Le 3 mai 2014, le destin a de nouveau frappé. Cette fois, en plein cœur. Mais ce coup-là fut loin d’être douloureux, bien au contraire. J’assistais au « Musikantenstadl », de passage à Fribourg, et j’étais assise dos à dos avec un homme. Joueur amateur de hockey sur glace, il était tout aussi hermétique que moi à ce genre de musique. En revanche, lui aussi était un fervent supporter du Fribourg-Gottéron et un grand amoureux des voyages. Ayant appris de mes expériences passées, j’ai joué cartes sur table dès le début. Lionel savait que ce ne serait pas simple. Il en a eu un avant-goût lors de notre premier voyage en amoureux aux États-Unis. Celui-ci s’est terminé à l’hôpital de Fribourg et m’a presque coûté un pied. Un coup de soleil avait déclenché une infection aiguë. À la suite de quoi, j’ai enchaîné poussée sur poussée. Cela a été un test décisif pour notre relation. Mais Lionel est resté à mes côtés. Et ce, même après que je lui ai révélé que nos chances d’avoir un jour un enfant étaient ténues. Au cours de l’été 2015, nous nous sommes de nouveau envolés pour les États-Unis, mais cette fois, tout s’est passé à merveille. Mon traitement médicamenteux était parfaitement dosé et le destin m’a laissée tranquille.
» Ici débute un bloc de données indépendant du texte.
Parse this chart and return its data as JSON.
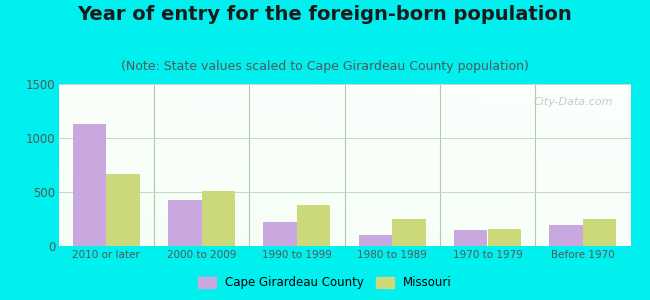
{
  "title": "Year of entry for the foreign-born population",
  "subtitle": "(Note: State values scaled to Cape Girardeau County population)",
  "categories": [
    "2010 or later",
    "2000 to 2009",
    "1990 to 1999",
    "1980 to 1989",
    "1970 to 1979",
    "Before 1970"
  ],
  "cape_values": [
    1130,
    430,
    220,
    105,
    150,
    195
  ],
  "missouri_values": [
    670,
    510,
    380,
    250,
    160,
    250
  ],
  "cape_color": "#c9a8e0",
  "missouri_color": "#ccd97a",
  "ylim": [
    0,
    1500
  ],
  "yticks": [
    0,
    500,
    1000,
    1500
  ],
  "fig_bg_color": "#00f0f0",
  "title_fontsize": 14,
  "subtitle_fontsize": 9,
  "legend_label_cape": "Cape Girardeau County",
  "legend_label_missouri": "Missouri",
  "watermark": "City-Data.com",
  "bar_width": 0.35,
  "tick_color": "#555555",
  "grid_color": "#bbddbb",
  "separator_color": "#aaccaa"
}
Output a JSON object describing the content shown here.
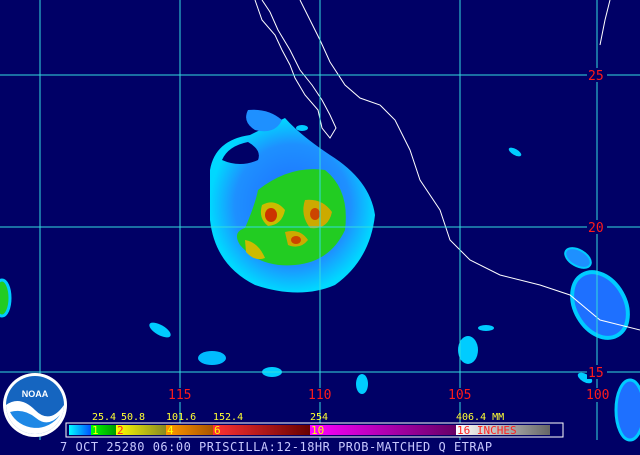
{
  "caption": "7 OCT 25280 06:00 PRISCILLA:12-18HR PROB-MATCHED Q ETRAP",
  "logo": {
    "text": "NOAA"
  },
  "grid": {
    "lat_labels": [
      "25",
      "20",
      "15"
    ],
    "lon_labels": [
      "115",
      "110",
      "105",
      "100"
    ]
  },
  "colorbar": {
    "mm_labels": [
      "25.4",
      "50.8",
      "101.6",
      "152.4",
      "254",
      "406.4 MM"
    ],
    "inch_labels": [
      "1",
      "2",
      "4",
      "6",
      "10",
      "16 INCHES"
    ]
  },
  "colors": {
    "background": "#000066",
    "grid": "#33dddd",
    "coast": "#ffffff",
    "label": "#ff1a1a"
  }
}
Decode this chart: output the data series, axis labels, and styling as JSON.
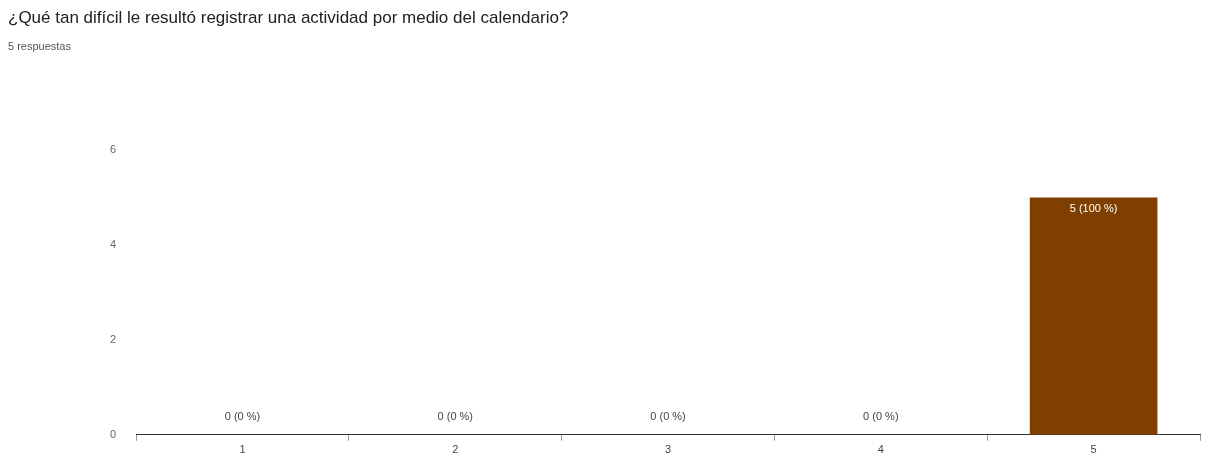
{
  "chart_data": {
    "type": "bar",
    "title": "¿Qué tan difícil le resultó registrar una actividad por medio del calendario?",
    "subtitle": "5 respuestas",
    "categories": [
      "1",
      "2",
      "3",
      "4",
      "5"
    ],
    "values": [
      0,
      0,
      0,
      0,
      5
    ],
    "value_labels": [
      "0 (0 %)",
      "0 (0 %)",
      "0 (0 %)",
      "0 (0 %)",
      "5 (100 %)"
    ],
    "color": "#7f3f00",
    "ylim": [
      0,
      6
    ],
    "yticks": [
      0,
      2,
      4,
      6
    ],
    "grid": false,
    "legend": false
  }
}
À notre retour en Suisse, je me sentais reposée, mais je ne nourrissais guère d’espoirs quant aux derniers résultats d’examen du cabinet d’assistance à la procréation de Berne. Quand le médecin m’a dit de m’asseoir, je me suis préparée au pire. « Je ne sais pas comment cela a pu arriver, mais vous êtes enceinte ! » Lorsque j’ai enfin compris ce que le médecin venait de dire, je me suis mise à pleurer de joie.

Un miracle médical

Notre « miracle médical » a à présent quatre ans. Bien sûr, Léon veut savoir pourquoi je ne peux pas le soulever avec mes mains, comme papa. Et pourquoi je m’endors parfois en lui lisant des histoires. J’essaie de le lui expliquer de manière à ce qu’il comprenne aussi que ses granules d’Arnica ne suffiront pas à guérir mon « bobo ». La vie quotidienne avec un enfant est très éprouvante physiquement, mais Léon me donne en retour énormément d’énergie. Quand il m’illumine de son sourire le matin, j’oublie parfois que je ne suis pas encore capable de bouger mes mains. Grâce à lui, j’ai également appris à prendre chaque jour un nouveau départ, peu importe ce qui a pu se produire la veille. Chaque matin, je me lève, je m’entraîne une trentaine de minutes sur mon home-trainer, fais quelques étirements, puis prends une douche chaude pendant une demi-heure. Ce programme m’aide généralement à lutter contre la douleur. Et si ce n’est pas le cas, je me dis que tout ira mieux le lendemain matin.